Entre o ser e o tornar-se estamos inscritos, isto é, somos esta
“tensão entre o já e o ainda não que se reflecte nas imagens de
família: é verdade que podemos ser chamados família de Deus em
sentido estrito (Gal 3,26; Gal 4,6; Gal 4,7; Rom 8, 14; Rom 8,16);
mas também é verdade que ainda não recebemos a plenitude da
filiação (Rom 8,19.21.23)”. Precisamos por isso de ser gerados.

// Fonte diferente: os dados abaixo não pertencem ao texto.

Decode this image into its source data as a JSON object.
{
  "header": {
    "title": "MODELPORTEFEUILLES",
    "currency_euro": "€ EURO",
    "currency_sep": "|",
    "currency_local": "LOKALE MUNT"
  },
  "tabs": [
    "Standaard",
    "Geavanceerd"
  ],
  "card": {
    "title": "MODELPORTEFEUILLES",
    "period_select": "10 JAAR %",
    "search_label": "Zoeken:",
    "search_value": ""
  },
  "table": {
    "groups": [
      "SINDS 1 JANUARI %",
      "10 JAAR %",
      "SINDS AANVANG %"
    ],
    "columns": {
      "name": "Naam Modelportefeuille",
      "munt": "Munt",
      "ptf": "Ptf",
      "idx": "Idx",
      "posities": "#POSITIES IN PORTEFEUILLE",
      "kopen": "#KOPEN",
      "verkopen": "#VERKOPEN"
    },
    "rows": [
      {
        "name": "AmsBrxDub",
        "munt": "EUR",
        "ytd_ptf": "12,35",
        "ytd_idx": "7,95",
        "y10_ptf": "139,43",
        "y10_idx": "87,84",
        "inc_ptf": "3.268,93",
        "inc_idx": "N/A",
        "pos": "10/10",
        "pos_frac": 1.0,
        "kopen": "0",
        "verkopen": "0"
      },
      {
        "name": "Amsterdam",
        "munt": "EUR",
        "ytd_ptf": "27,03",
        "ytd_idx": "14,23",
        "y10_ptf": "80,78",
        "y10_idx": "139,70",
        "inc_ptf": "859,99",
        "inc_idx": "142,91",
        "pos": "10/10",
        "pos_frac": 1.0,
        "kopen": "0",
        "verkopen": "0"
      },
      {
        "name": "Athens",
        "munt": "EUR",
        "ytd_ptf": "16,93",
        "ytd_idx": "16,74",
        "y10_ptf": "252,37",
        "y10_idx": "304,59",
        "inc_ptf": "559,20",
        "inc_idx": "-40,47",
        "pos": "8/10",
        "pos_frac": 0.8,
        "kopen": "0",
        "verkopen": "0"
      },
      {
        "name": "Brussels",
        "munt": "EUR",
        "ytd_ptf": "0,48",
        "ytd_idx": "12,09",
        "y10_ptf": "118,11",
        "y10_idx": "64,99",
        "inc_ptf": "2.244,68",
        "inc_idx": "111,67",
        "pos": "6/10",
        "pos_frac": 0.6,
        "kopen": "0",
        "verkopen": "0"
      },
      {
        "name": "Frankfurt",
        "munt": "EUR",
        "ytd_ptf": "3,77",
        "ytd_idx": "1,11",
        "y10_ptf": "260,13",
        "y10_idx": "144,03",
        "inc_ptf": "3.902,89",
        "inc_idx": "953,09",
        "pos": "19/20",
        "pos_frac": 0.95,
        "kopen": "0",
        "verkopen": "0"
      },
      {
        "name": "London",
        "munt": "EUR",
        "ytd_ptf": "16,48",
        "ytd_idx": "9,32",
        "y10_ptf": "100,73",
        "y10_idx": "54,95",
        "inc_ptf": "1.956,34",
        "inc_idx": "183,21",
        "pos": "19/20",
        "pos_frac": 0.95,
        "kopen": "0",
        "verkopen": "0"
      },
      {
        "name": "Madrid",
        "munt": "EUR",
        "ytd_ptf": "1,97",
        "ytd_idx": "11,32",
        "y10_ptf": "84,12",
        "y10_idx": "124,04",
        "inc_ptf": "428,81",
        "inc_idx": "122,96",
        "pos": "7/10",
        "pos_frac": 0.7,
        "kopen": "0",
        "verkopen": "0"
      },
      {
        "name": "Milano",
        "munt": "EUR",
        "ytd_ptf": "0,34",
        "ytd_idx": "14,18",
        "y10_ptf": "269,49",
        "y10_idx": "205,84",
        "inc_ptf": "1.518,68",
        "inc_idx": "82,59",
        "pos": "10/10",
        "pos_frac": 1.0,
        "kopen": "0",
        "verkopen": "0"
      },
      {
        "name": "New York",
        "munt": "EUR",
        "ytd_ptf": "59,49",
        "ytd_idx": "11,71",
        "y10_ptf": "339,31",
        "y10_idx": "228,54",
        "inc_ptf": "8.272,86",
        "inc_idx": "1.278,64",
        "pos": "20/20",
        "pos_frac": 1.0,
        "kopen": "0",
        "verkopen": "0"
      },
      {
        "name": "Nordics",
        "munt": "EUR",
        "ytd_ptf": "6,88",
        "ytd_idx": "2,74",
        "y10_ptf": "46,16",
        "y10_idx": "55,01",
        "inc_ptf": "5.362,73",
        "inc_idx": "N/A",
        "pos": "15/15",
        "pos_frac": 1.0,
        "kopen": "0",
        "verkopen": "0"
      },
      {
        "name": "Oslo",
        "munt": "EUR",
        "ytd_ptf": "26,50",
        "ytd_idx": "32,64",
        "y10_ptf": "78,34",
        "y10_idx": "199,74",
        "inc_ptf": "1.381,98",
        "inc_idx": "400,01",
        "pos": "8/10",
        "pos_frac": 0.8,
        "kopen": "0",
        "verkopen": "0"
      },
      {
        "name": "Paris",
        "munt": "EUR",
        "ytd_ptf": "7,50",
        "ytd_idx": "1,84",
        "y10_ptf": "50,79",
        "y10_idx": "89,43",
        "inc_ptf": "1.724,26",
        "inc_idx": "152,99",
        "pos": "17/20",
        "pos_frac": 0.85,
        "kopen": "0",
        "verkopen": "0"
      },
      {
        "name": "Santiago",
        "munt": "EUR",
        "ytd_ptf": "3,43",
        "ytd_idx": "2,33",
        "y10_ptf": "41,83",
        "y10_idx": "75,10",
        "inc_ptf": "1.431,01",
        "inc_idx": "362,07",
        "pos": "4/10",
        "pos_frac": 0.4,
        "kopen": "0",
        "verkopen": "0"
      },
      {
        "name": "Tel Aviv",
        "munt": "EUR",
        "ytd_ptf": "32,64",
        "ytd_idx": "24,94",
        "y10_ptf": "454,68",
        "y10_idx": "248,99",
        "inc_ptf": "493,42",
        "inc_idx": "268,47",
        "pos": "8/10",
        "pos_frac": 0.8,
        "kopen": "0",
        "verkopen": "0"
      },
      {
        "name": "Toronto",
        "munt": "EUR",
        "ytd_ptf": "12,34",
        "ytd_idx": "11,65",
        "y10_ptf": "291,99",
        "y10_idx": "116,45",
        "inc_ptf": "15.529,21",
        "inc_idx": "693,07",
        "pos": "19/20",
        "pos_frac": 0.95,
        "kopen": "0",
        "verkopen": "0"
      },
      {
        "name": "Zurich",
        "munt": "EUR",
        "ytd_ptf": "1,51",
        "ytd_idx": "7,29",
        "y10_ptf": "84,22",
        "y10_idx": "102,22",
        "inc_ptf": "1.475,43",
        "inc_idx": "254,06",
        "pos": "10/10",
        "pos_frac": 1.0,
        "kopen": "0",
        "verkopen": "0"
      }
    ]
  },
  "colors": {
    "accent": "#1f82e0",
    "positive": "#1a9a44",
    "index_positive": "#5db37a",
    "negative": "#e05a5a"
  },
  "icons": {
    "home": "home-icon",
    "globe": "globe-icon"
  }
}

Parece-me pertinente, partindo desta premissa tipicamente paulina,
ir ao encontro daquilo que diz André Fossion sobre o presente
histórico da Igreja: “a fé cristã –diz ele - encontra-se hoje num
estado generalizado de começo ou de recomeço. Quem diz
«recomeço» diz, ao mesmo tempo, processo de morte e de
renascimento. Hoje assistimos, com efeito, tanto ao fim de um
mundo, como ao fim de um certo Cristianismo. Contudo, este não
é o fim do mundo nem o fim do Cristianismo. É antes um tempo
de germinação com tudo o que pode implicar de saudade – e
também de satisfação – por aquilo que morre, bem como de
incertezas e de esperança por aquilo que nasce. Trata-se, portanto,
de uma perda, mas também de reencontros noutros lugares e de
outra forma”.
Se é este o quadro histórico do nosso cristianismo, como favorecer
nele os começos da Fé? – pergunta-se Fossion. E ele próprio
responde: desaprendendo e reconstruindo um conjunto de
representações. A primeira dela liga-nos diretamente ao núcleo
vital da teologia de Paulo: precisamos de reaprender o significado
de criação. A criação não é o Big Bang inicial, como coisa que
deixamos no passado. A criação não só está atrás de nós: ela está
também no presente e, sobretudo, à nossa frente [no futuro]. Deus,
com efeito, não criou o homem; ele cria-o, e continuará a criá-lo.
Neste sentido, nós estamos sempre em estado de ser criados e de
criar: «Toda a criação geme e sofre as dores de parto até ao
presente», diz S. Paulo (Rm 8,22). A história humana, a aventura
crente é criação continuada, “é história de salvação que a potência
criadora de Deus acompanha, recomeçando, excedendo-se,
conduzindo-nos sem cessar para novos horizontes, para aspirações
ainda maiores”. Nós não somos simplesmente testemunhas de um
passado. Cada cristão é um documento do futuro.